I have just been reading the fascinating article on the universal nature of metaphor at the Mother God Chapel.
This isn’t exactly new to me as a concept, but it does make a few things much clearer, and makes a very simple way of answering questions that people often ask about Science Fiction.
For example, people ask why so many alien races are depicted as humanoid. From a purely Darwinist-materialist (or “accidentalist”) perspective this is a very fair question. If beings are simply accidentally-evolved – ultimately from insensate matter – for the accidentally-derived “goal” of survival (“goal” meaning no more than that if they hadn’t survived they wouldn’t be there), there is no reason why they should have any particular shape or nature rather than any other. For any two from entirely different planets (and therefore wholly unconnected streams of internal accidents) to resemble each other closely would fall into the billions-to-one-coincidence category.
Now we all – even the materialists – know real the reason that aliens often resemble humans. It is because alien beings are in fact only metaphors for what a human writer is trying to say. Science fiction is no more about real aliens than Beatrix Potter’s books are about real rabbits.
That is one way of looking at it, and it is certainly true as far as it goes. However acknowledging this decidedly undermines the “verisimilitude” of science fiction and makes a reasonable logical objection for critics.
However, and speaking as an alien (from your point of view), this matters to me on a more-than-ficitonal level. This objection to the humanoidity of other species only holds true if one accepts the materialist-accidentalist view of universal manifestation – in other words the popular west-Tellurian view that physical things are what they are accidentally and without meaning.
What if – as the article asks – ” the physical elements of being from which we draw our metaphors – are themselves metaphors of something that transcends them?” This transfigures science fiction completely. We can see, for example, that the humanoid form, may be, rather than a mere accident of ape-mutation, the perfect metaphor (or at least one of them) for the central, or axial, choice-making being of a given world-system.
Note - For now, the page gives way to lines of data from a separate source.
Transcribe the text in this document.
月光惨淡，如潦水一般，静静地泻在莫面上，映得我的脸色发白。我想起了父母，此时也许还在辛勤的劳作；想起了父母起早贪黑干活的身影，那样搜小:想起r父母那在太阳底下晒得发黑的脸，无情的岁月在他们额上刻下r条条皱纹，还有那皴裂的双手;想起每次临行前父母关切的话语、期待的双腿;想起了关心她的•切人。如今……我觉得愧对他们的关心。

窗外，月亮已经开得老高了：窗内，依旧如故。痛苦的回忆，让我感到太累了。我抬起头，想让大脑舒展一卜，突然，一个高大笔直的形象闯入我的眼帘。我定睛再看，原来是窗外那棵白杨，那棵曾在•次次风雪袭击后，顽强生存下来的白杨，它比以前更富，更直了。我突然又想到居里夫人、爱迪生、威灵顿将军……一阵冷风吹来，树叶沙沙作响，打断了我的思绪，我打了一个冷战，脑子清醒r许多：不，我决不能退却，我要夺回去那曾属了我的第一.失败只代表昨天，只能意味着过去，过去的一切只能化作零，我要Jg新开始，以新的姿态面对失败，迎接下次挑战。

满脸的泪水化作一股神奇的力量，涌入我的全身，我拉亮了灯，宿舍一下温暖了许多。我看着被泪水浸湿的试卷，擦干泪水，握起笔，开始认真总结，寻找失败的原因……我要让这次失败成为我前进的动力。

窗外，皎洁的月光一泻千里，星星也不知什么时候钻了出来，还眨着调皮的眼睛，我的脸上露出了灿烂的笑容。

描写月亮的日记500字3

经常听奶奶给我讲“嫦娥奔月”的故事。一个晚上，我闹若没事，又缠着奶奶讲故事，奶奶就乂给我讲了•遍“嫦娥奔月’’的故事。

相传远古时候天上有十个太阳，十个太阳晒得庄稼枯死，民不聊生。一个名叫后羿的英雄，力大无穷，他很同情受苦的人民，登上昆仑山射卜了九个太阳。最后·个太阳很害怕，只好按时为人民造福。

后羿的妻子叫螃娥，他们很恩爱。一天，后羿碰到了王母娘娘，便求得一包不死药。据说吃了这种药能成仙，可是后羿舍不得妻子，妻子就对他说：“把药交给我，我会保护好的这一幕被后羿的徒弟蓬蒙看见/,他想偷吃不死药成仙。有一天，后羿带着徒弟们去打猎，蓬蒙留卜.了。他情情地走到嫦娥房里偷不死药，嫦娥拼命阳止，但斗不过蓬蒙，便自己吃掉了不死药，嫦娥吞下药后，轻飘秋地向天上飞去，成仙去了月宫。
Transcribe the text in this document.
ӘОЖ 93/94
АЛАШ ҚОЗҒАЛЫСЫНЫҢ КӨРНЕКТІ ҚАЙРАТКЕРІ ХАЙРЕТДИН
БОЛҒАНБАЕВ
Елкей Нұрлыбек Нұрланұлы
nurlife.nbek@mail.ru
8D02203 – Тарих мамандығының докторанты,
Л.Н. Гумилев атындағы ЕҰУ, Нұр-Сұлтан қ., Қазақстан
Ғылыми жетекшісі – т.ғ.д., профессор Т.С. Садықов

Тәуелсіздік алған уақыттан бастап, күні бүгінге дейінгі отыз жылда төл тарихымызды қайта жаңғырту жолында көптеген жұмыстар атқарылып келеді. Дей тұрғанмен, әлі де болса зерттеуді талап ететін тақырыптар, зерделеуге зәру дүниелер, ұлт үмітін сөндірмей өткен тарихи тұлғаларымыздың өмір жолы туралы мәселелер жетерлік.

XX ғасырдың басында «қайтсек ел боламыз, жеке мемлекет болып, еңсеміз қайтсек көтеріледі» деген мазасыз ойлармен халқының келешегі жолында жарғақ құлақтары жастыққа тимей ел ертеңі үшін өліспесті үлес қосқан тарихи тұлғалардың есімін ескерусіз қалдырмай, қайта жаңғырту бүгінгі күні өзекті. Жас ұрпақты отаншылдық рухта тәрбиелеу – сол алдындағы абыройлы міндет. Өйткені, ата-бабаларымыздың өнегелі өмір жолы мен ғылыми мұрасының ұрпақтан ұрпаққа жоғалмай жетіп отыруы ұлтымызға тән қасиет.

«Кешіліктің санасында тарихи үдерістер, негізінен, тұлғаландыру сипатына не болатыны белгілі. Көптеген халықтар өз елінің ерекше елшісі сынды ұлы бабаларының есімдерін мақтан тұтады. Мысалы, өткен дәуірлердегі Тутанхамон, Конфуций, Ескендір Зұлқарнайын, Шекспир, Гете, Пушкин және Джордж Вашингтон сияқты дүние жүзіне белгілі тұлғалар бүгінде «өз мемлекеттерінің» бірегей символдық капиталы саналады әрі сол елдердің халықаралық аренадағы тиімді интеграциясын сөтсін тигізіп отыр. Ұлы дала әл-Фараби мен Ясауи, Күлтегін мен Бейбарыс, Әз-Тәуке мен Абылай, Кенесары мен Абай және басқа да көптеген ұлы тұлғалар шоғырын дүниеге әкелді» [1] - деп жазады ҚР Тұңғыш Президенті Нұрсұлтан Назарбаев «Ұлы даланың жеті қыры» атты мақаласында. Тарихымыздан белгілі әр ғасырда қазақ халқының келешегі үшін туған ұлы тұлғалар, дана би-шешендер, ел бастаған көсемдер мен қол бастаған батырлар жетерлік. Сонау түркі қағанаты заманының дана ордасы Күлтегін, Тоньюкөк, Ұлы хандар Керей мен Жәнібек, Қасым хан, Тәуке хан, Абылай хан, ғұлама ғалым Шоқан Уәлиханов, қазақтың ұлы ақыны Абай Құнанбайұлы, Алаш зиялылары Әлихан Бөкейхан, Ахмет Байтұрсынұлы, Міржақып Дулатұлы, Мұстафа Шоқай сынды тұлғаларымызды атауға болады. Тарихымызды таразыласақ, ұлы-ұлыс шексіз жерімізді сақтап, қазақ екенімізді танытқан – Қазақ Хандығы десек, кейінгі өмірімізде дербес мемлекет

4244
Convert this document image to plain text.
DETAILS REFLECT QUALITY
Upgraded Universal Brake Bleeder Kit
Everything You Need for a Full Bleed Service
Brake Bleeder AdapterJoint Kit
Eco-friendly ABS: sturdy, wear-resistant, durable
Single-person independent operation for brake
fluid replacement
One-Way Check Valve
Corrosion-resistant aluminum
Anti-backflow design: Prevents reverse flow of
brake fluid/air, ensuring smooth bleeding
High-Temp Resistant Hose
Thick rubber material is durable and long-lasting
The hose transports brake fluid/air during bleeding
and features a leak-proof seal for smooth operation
Or to put it thealogically, the “image of God”.
Similarly – and this is one of the fundamental premisses of The Flight of the Silver Vixen – the resemblance of certain stages of humanoid culture to one another. The existence of a “modern world” with some parallel features on more than one unrelated humanoid planet, for example, is a distinct probability if we regard history as a natural development of the universal phenomenon of the Four Ages rather than a set of randomly accidental developments.
Indeed the whole question of which of our metaphors in style, art and other areas are really “ours” (whether “ours” refers to you humans, or my people, or anyone else) and which are reflections of universal metaphors becomes moot.
That is one subject, among many others, that I am pursuing in my next book.
Of course, I am not proposing this as a “solution” to some of the problems of current Tellurian science fiction. That genre, going back at least to the days of Jules Verne, has been rooted deeply and exclusively in the “Enlightenment” Tellurian view of science, which is inherently accidentalist.
What I am proposing is something far more radical. A new form of science fiction with much deeper ontological roots.
And that is what I am pursuing in all my books.